Now, does Laurent Courbis believe that older vines produce better wines? I suspect so. Just about every grower and winemaker I’ve met in Europe will offer this view, in some form or another. But that’s not the focus this summer. The old vines, first and foremost, are survivors. Their roots are older and run deeper. They tap into water far below what the youngsters can find. How old is Les Royes, which happens to produce a chalk-streaked Saint-Joseph that is pure and gorgeous? Some vines in Les Royes are as young as 45. Others are around 70.

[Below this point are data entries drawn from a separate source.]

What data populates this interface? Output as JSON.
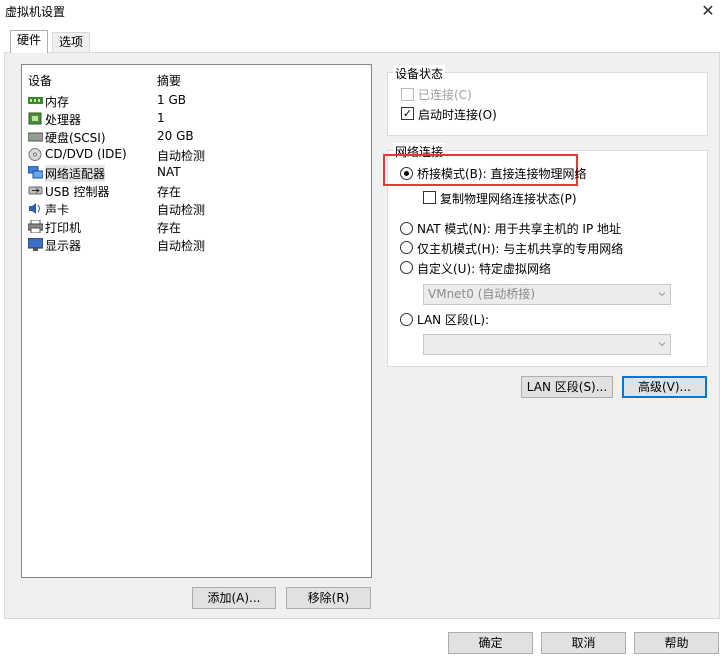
{
  "window": {
    "title": "虚拟机设置",
    "close_glyph": "✕"
  },
  "tabs": [
    {
      "label": "硬件",
      "active": true
    },
    {
      "label": "选项",
      "active": false
    }
  ],
  "device_list": {
    "headers": {
      "device": "设备",
      "summary": "摘要"
    },
    "rows": [
      {
        "name": "内存",
        "summary": "1 GB",
        "icon": "memory-icon"
      },
      {
        "name": "处理器",
        "summary": "1",
        "icon": "cpu-icon"
      },
      {
        "name": "硬盘(SCSI)",
        "summary": "20 GB",
        "icon": "harddisk-icon"
      },
      {
        "name": "CD/DVD (IDE)",
        "summary": "自动检测",
        "icon": "cdrom-icon"
      },
      {
        "name": "网络适配器",
        "summary": "NAT",
        "icon": "network-adapter-icon",
        "selected": true
      },
      {
        "name": "USB 控制器",
        "summary": "存在",
        "icon": "usb-icon"
      },
      {
        "name": "声卡",
        "summary": "自动检测",
        "icon": "sound-icon"
      },
      {
        "name": "打印机",
        "summary": "存在",
        "icon": "printer-icon"
      },
      {
        "name": "显示器",
        "summary": "自动检测",
        "icon": "monitor-icon"
      }
    ]
  },
  "buttons": {
    "add": "添加(A)...",
    "remove": "移除(R)",
    "lan_segment": "LAN 区段(S)...",
    "advanced": "高级(V)...",
    "ok": "确定",
    "cancel": "取消",
    "help": "帮助"
  },
  "device_status": {
    "label": "设备状态",
    "connected": {
      "label": "已连接(C)",
      "checked": false,
      "disabled": true
    },
    "connect_on_power": {
      "label": "启动时连接(O)",
      "checked": true
    }
  },
  "network_connection": {
    "label": "网络连接",
    "bridged": {
      "label": "桥接模式(B): 直接连接物理网络",
      "selected": true
    },
    "replicate": {
      "label": "复制物理网络连接状态(P)",
      "checked": false
    },
    "nat": {
      "label": "NAT 模式(N): 用于共享主机的 IP 地址",
      "selected": false
    },
    "host_only": {
      "label": "仅主机模式(H): 与主机共享的专用网络",
      "selected": false
    },
    "custom": {
      "label": "自定义(U): 特定虚拟网络",
      "selected": false,
      "combo_value": "VMnet0 (自动桥接)"
    },
    "lan_segment": {
      "label": "LAN 区段(L):",
      "selected": false,
      "combo_value": ""
    }
  },
  "colors": {
    "accent": "#0078d7",
    "highlight": "#e53935",
    "panel_bg": "#f0f0f0"
  }
}
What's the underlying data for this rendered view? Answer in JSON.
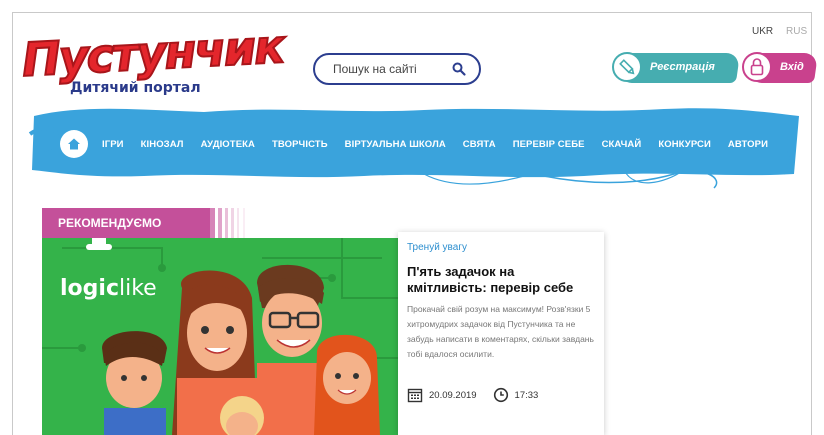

Throughout the week, we heard this conversation repeated over and over, and always with the same humility, the same accompanying shrug. We saw beautiful, healthy vines in Cornas and Saint-Joseph and Hermitage and Côte-Rôtie. Guillaume Clusel of Domaine Clusel-Roch pointed out a few rows of vines in Côte-Rôtie that were starting to yellow. “They’re younger,” Guillaume explained. “The new vines, this is harder for them.”
Fortunately for Guillaume, he’ll work with fruit from vines that were planted generations before he arrived. In the United States, vineyard managers debate digging up vines as they age, as explained on the winery blog for Stag’s Leap Wine Cellars:
“After about 25 years, the vine slows down and progressively yields less and less fruit. Although vines can live to be over 100 years old, it’s rare to see them reach that age because for most producers, the yield is so small that it isn’t economically viable. Many wineries replace vines as they decline rather than replanting an entire vineyard, so it’s common for one vineyard to have vines and blocks of varying ages.”
Suffice it to say that this approach is a lot less common in Europe. Old vines don’t guarantee success, but they offer much more consistency. In most of the Northern Rhône, there appears to have been no lag in ripening. Whereas a region of young vines would have been dealing with stops and starts, this year’s vintage has cruised along, even as other crops have dried out.
The next time you hear a vague promise of the greatness of wines made from old vines, I’d first ask you to think of Laurent Courbis. He’s not boasting of his old vines. He’ll tell you about them if you ask. He’s not trying to oversell the story, even though it happens to be a wonderful story. The Northern Rhône harvest has started earlier than usual in 2015, and all of that work that happens deep beneath the surface of the soil is about to bear some remarkable fruit.